There is some precedent here. When ransomware started to appear a couple of decades ago, enterprises initially claimed on their business continuity insurance. Insurance companies quickly reacted to this and started to exclude cybersecurity risks, later creating separate and specific additional insurance policies dedicated to the area. Such policies can have premiums of $1 million or more for large companies.
Although AI insurance as a category is new, it is an emerging area. According to the Geneva Association, in a survey of 600 companies, over 90% of respondents expressed a desire for insurance tailored for generative AI and AI in general. AI introduces new risks such as defective outputs (via hallucinations), biased recommendations, intellectual property infringements, and new cybersecurity concerns.
It is likely that AI insurance will follow the path of cybersecurity insurance. Insurance companies may evaluate risk at specific companies based on factors such as governance, data quality, model monitoring, human oversight mechanisms and testing procedures, and charge accordingly. It is currently tricky for insurers to calculate premiums since the field is so new. Actuaries are deeply familiar with the risks associated with human life. They calculate life insurance premiums based on a host of factors for which there is historic data. These factors range from your age to whether you smoke, drink alcohol, have a risky job (the insurance premiums for a trawlerman are very different from those of a librarian) and many, many more. Even the postal code where you live can have a major impact. In the UK, even within a city, geography matters: residents in Solihull may be expected to live to 88.1 compared to 84.3 years for their near neighbours in Castle Vale, just ten miles away.

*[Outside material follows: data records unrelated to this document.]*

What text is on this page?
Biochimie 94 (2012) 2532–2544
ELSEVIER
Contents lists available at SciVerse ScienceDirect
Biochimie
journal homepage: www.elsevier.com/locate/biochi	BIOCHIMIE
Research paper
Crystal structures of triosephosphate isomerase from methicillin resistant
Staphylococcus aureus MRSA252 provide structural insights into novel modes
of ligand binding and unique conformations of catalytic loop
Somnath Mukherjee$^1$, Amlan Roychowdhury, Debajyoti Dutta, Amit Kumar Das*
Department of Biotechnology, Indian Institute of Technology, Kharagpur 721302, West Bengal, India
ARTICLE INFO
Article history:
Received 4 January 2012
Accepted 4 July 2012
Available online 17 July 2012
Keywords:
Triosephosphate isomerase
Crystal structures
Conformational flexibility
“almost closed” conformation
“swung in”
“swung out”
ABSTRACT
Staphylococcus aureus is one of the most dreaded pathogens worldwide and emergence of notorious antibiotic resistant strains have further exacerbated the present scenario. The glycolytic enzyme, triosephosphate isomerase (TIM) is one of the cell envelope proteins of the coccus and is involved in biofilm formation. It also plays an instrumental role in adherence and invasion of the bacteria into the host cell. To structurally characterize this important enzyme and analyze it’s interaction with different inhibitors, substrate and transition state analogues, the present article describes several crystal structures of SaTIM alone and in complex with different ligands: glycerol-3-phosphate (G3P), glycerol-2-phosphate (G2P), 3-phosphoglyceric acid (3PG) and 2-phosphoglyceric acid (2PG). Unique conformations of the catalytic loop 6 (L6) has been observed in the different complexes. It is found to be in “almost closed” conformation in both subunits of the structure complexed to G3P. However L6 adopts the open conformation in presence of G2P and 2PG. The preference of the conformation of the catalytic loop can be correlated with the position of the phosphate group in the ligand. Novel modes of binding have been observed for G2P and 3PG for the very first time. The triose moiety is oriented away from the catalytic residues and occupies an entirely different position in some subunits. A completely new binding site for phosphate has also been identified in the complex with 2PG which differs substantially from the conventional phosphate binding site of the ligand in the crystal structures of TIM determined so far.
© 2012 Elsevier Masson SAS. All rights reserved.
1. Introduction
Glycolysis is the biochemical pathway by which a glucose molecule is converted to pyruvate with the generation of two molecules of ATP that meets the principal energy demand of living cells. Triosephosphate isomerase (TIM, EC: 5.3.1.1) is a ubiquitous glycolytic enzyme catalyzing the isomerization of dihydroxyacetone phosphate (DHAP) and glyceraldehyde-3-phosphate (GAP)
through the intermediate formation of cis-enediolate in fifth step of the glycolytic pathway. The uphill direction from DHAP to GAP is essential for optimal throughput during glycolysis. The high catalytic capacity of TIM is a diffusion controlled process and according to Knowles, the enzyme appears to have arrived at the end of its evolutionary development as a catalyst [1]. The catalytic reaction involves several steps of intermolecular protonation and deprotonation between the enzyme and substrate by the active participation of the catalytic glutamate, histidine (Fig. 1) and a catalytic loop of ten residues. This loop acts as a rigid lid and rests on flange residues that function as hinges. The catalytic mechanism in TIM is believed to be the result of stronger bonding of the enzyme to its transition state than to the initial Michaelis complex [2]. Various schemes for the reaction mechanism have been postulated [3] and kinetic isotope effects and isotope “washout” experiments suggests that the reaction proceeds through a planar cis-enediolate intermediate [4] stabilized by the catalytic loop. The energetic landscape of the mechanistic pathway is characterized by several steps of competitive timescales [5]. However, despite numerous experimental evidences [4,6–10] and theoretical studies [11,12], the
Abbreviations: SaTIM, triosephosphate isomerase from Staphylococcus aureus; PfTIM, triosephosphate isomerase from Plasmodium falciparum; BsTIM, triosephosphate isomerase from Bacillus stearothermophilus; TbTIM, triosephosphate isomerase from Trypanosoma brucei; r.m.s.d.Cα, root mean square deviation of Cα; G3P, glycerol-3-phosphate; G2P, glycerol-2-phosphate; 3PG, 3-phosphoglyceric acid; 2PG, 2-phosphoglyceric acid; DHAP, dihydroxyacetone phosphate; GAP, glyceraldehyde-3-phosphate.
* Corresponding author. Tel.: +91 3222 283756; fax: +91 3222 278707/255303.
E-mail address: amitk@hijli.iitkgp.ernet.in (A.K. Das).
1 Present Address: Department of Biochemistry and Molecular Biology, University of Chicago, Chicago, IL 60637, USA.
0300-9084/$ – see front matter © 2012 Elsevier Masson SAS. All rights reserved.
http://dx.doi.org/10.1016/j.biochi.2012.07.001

This kind of highly specific historical data simply does not exist yet for AI projects. As a consequence, insurers are likely to be conservative, setting broad exclusions and high premiums in order to protect themselves until more data is gathered and the risks are better understood.
The rise of agentic AI is a particular risk. Chatbots can issue faulty advice, as has been seen, and this can cost money and end up in court. AI agents, by definition, have resources at their disposal, and may be able to initiate payments or negotiate contracts. Given that the reliability of AI agents is, at the very least, debatable, enterprises that use them may be incurring considerable risks. Insurers will want to insulate themselves from such risks. This will become even more the case as software vendors start to incorporate agentic AI capabilities within their packaged applications. If you buy an ERP system (say) with an agent embedded within it, and it misbehaves and costs money due to a mistake, who will be liable? The enterprise? The vendor? The insurer?
As with many areas of AI, this is a rapidly evolving area. As the headlong rush to implement AI across industries continues, insurers are (sensibly) evaluating whether they want to be liable for the consequences of an unproven technology, and how to adjust policies and premiums in response. The question is no longer whether AI introduces new risks, but how those risks will be measured and priced.